Give an exact expression for the doubling time of the function y = 80 (1.4)^x/4, and quote an approximate numerical value.

Question

Give an exact expression for the doubling time of the function y = 80 (1.4)^x/4, and quote an approximate numerical value.
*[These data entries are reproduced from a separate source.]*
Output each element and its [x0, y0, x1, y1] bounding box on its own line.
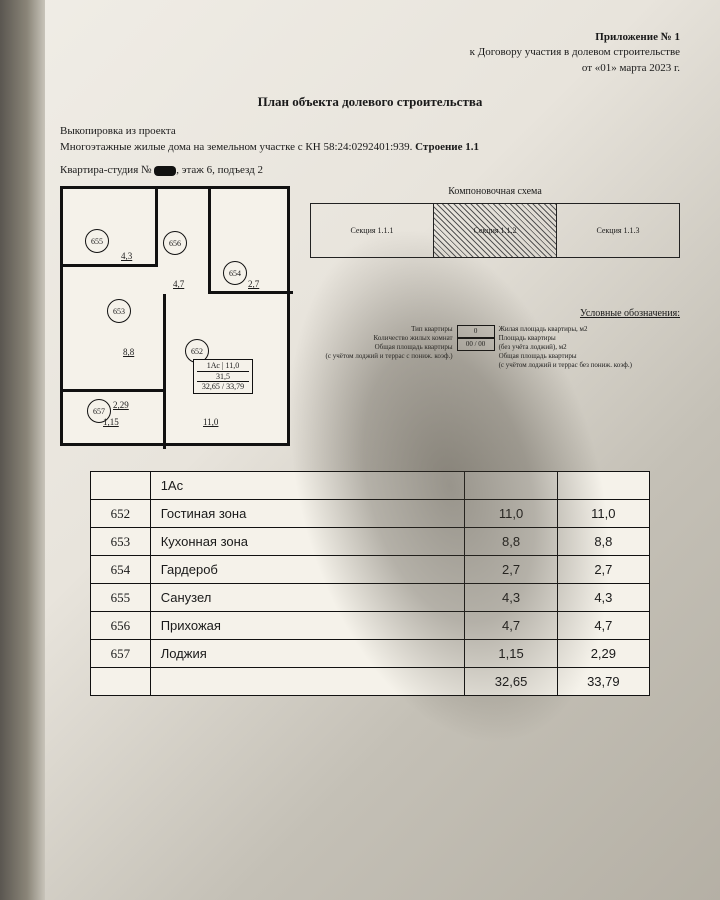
- book-spine: [0, 0, 45, 900]
- floorplan-infobox: 1Ас | 11,0 31,5 32,65 / 33,79: [193, 359, 253, 394]
- table-row: 657Лоджия1,152,29: [91, 640, 650, 668]
- subhead-line1: Выкопировка из проекта: [60, 124, 680, 140]
- dimension-label: 4,3: [121, 251, 132, 261]
- total-b: 33,79: [557, 668, 649, 696]
- dimension-label: 11,0: [203, 417, 218, 427]
- table-row: 654Гардероб2,72,7: [91, 556, 650, 584]
- room-marker-656: 656: [163, 231, 187, 255]
- table-row: 655Санузел4,34,3: [91, 584, 650, 612]
- total-a: 32,65: [465, 668, 557, 696]
- dimension-label: 2,7: [248, 279, 259, 289]
- section-3: Секция 1.1.3: [557, 204, 679, 257]
- appendix-number: Приложение № 1: [60, 30, 680, 45]
- legend-right: Жилая площадь квартиры, м2 Площадь кварт…: [499, 325, 680, 370]
- room-marker-655: 655: [85, 229, 109, 253]
- layout-sections: Секция 1.1.1 Секция 1.1.2 Секция 1.1.3: [310, 203, 680, 258]
- table-row: 656Прихожая4,74,7: [91, 612, 650, 640]
- dimension-label: 2,29: [113, 400, 129, 410]
- dimension-label: 1,15: [103, 417, 119, 427]
- rooms-table: 1Ас 652Гостиная зона11,011,0653Кухонная …: [90, 471, 650, 696]
- layout-title: Компоновочная схема: [310, 186, 680, 197]
- legend-mid: 0 00 / 00: [457, 325, 495, 351]
- legend-left: Тип квартиры Количество жилых комнат Общ…: [310, 325, 453, 361]
- room-marker-653: 653: [107, 299, 131, 323]
- apartment-line: Квартира-студия № , этаж 6, подъезд 2: [60, 164, 680, 176]
- diagrams-row: 655656654653652657 4,34,72,78,82,291,151…: [60, 186, 680, 446]
- legend-block: Условные обозначения: Тип квартиры Колич…: [310, 308, 680, 370]
- dimension-label: 4,7: [173, 279, 184, 289]
- table-row: 652Гостиная зона11,011,0: [91, 500, 650, 528]
- page-title: План объекта долевого строительства: [60, 94, 680, 110]
- dimension-label: 8,8: [123, 347, 134, 357]
- legend-title: Условные обозначения:: [310, 308, 680, 319]
- subhead-block: Выкопировка из проекта Многоэтажные жилы…: [60, 124, 680, 156]
- redacted-number: [154, 166, 176, 176]
- room-marker-654: 654: [223, 261, 247, 285]
- contract-ref: к Договору участия в долевом строительст…: [60, 45, 680, 60]
- table-row: 653Кухонная зона8,88,8: [91, 528, 650, 556]
- layout-scheme: Компоновочная схема Секция 1.1.1 Секция …: [310, 186, 680, 446]
- table-totals-row: 32,65 33,79: [91, 668, 650, 696]
- section-2: Секция 1.1.2: [434, 204, 557, 257]
- header-block: Приложение № 1 к Договору участия в доле…: [60, 30, 680, 76]
- subhead-line2: Многоэтажные жилые дома на земельном уча…: [60, 140, 680, 156]
- section-1: Секция 1.1.1: [311, 204, 434, 257]
- document-page: Приложение № 1 к Договору участия в доле…: [0, 0, 720, 900]
- floorplan-diagram: 655656654653652657 4,34,72,78,82,291,151…: [60, 186, 290, 446]
- contract-date: от «01» марта 2023 г.: [60, 61, 680, 76]
- table-header: 1Ас: [150, 472, 465, 500]
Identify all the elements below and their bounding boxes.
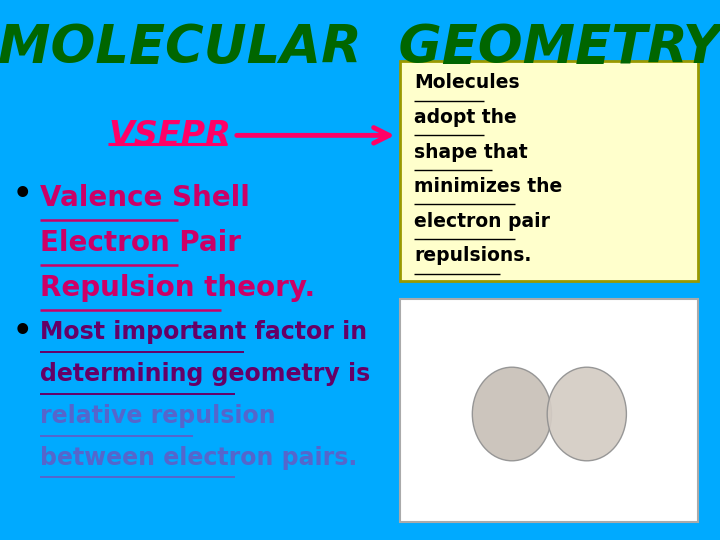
Text: adopt the: adopt the	[414, 108, 517, 127]
Text: shape that: shape that	[414, 143, 528, 161]
Text: Most important factor in: Most important factor in	[40, 320, 366, 345]
Text: Valence Shell: Valence Shell	[40, 184, 249, 212]
Text: •: •	[13, 180, 32, 209]
FancyBboxPatch shape	[400, 299, 698, 522]
Text: Electron Pair: Electron Pair	[40, 229, 240, 257]
Text: VSEPR: VSEPR	[108, 119, 231, 152]
Text: MOLECULAR  GEOMETRY: MOLECULAR GEOMETRY	[0, 22, 720, 73]
Text: relative repulsion: relative repulsion	[40, 404, 275, 428]
FancyBboxPatch shape	[400, 61, 698, 281]
Text: minimizes the: minimizes the	[414, 177, 562, 196]
Text: Molecules: Molecules	[414, 73, 520, 92]
Text: Repulsion theory.: Repulsion theory.	[40, 274, 315, 302]
Text: •: •	[13, 317, 32, 346]
Ellipse shape	[547, 367, 626, 461]
Ellipse shape	[472, 367, 552, 461]
Text: repulsions.: repulsions.	[414, 246, 531, 265]
Text: electron pair: electron pair	[414, 212, 550, 231]
Text: between electron pairs.: between electron pairs.	[40, 446, 357, 470]
Text: determining geometry is: determining geometry is	[40, 362, 370, 386]
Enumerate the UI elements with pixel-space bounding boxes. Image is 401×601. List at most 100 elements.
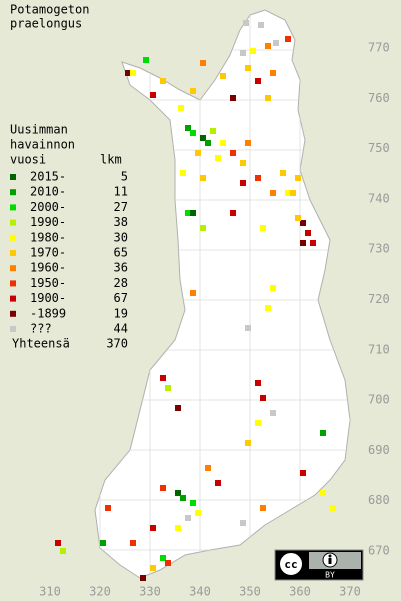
observation-square — [205, 140, 211, 146]
legend-count: 67 — [114, 291, 128, 305]
axes: 770 760 750 740 730 720 710 700 690 680 670 310 320 3… — [39, 41, 390, 599]
observation-square — [270, 190, 276, 196]
legend-heading: havainnon — [10, 138, 75, 152]
observation-square — [200, 225, 206, 231]
observation-square — [160, 78, 166, 84]
cc-icon — [278, 551, 304, 577]
observation-square — [245, 325, 251, 331]
observation-square — [300, 220, 306, 226]
observation-square — [160, 555, 166, 561]
x-axis-label: 310 — [39, 585, 61, 599]
legend-count: 44 — [114, 322, 128, 336]
legend: 2015- 5 2010- 11 2000- 27 1990- 38 1980- 30 1970- 6… — [10, 170, 128, 351]
x-axis-label: 370 — [339, 585, 361, 599]
observation-square — [220, 140, 226, 146]
observation-square — [265, 305, 271, 311]
observation-square — [178, 105, 184, 111]
observation-square — [250, 48, 256, 54]
observation-square — [143, 57, 149, 63]
y-axis-label: 760 — [368, 91, 390, 105]
legend-heading: vuosi — [10, 153, 46, 167]
observation-square — [60, 548, 66, 554]
observation-square — [55, 540, 61, 546]
observation-square — [200, 60, 206, 66]
x-axis-label: 350 — [239, 585, 261, 599]
observation-square — [330, 505, 336, 511]
legend-label: ??? — [30, 322, 52, 336]
legend-count: 65 — [114, 246, 128, 260]
observation-square — [220, 73, 226, 79]
y-axis-label: 710 — [368, 342, 390, 356]
observation-square — [180, 170, 186, 176]
observation-square — [320, 490, 326, 496]
y-axis-label: 720 — [368, 292, 390, 306]
legend-total-count: 370 — [106, 337, 128, 351]
observation-square — [260, 225, 266, 231]
observation-square — [215, 155, 221, 161]
legend-label: 2000- — [30, 200, 66, 214]
observation-square — [175, 525, 181, 531]
legend-count: 19 — [114, 306, 128, 320]
legend-label: 2015- — [30, 170, 66, 184]
observation-square — [295, 175, 301, 181]
observation-square — [245, 440, 251, 446]
x-axis-label: 340 — [189, 585, 211, 599]
legend-count: 30 — [114, 230, 128, 244]
observation-square — [260, 395, 266, 401]
observation-square — [105, 505, 111, 511]
observation-square — [165, 560, 171, 566]
observation-square — [245, 140, 251, 146]
legend-count: 11 — [114, 185, 128, 199]
observation-square — [255, 380, 261, 386]
observation-square — [255, 78, 261, 84]
observation-square — [240, 180, 246, 186]
cc-icon-text: cc — [284, 558, 297, 571]
x-axis-label: 360 — [289, 585, 311, 599]
legend-swatch — [10, 204, 16, 211]
by-icon-head — [328, 554, 332, 558]
legend-label: 1970- — [30, 246, 66, 260]
observation-square — [130, 70, 136, 76]
y-axis-label: 750 — [368, 141, 390, 155]
observation-square — [280, 170, 286, 176]
observation-square — [285, 190, 291, 196]
legend-count: 38 — [114, 215, 128, 229]
legend-swatch — [10, 250, 16, 256]
observation-square — [255, 175, 261, 181]
by-label: BY — [325, 571, 335, 580]
legend-swatch — [10, 219, 16, 226]
legend-label: 1980- — [30, 230, 66, 244]
observation-square — [185, 125, 191, 131]
observation-square — [180, 495, 186, 501]
observation-square — [215, 480, 221, 486]
title: praelongus — [10, 17, 82, 31]
observation-square — [190, 130, 196, 136]
observation-square — [160, 375, 166, 381]
observation-square — [200, 175, 206, 181]
legend-swatch — [10, 326, 16, 332]
y-axis-label: 730 — [368, 242, 390, 256]
observation-square — [310, 240, 316, 246]
observation-square — [190, 210, 196, 216]
observation-square — [190, 290, 196, 296]
observation-square — [245, 65, 251, 71]
observation-square — [300, 470, 306, 476]
observation-square — [165, 385, 171, 391]
observation-square — [205, 465, 211, 471]
observation-square — [230, 210, 236, 216]
observation-square — [200, 135, 206, 141]
observation-square — [240, 160, 246, 166]
legend-swatch — [10, 295, 16, 302]
observation-square — [270, 410, 276, 416]
observation-square — [285, 36, 291, 42]
observation-square — [190, 88, 196, 94]
observation-square — [258, 22, 264, 28]
legend-count: 27 — [114, 200, 128, 214]
observation-square — [270, 285, 276, 291]
observation-square — [255, 420, 261, 426]
observation-square — [295, 215, 301, 221]
observation-square — [300, 240, 306, 246]
legend-swatch — [10, 174, 16, 180]
legend-total-label: Yhteensä — [12, 337, 70, 351]
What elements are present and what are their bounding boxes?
what I did: y = 80 (1.4)^x/4

         y = 80 (1.4)^2/4
         y = 80 (1.4)^1/2
         y=56

is that the correct?

Answer 1

The doubling time is the difference in $x$ that doubles the value of $y$. Pick a starting $y$. You might just plug in $x=0$ and compute $y$. Now find the $x$ which corresponds to $2y$. The difference in the $x$'s is the doubling time.

Answer 2

A naive way to do it is:

1. plug-in a value for $x$
2. compute for the corresponding $y$.
3. plug-in double the computed value of $y$
4. solve for the corresponding $x$ value for the doubled $y$
5. take the positive difference of the the solved value of $x$ and the first plugged-in value for $x$

Say for your question:

1. Plug-in $x=0$ into $y=80(1.4)^{\frac{x}{4}}$
2. We obtain $y=80$ since $80(1.4)^{\frac{0}{4}}=80$
3. Plug-in $y=160$ into $y=80(1.4)^{\frac{x}{4}}$
4. Solving for $x$ in $160=80(1.4)^{\frac{x}{4}}$ we obtain $x= 4 \log_{1.4} 2$
5. Getting the difference of the two $x$-values, we have the doubling time of $4 \log_{1.4} 2$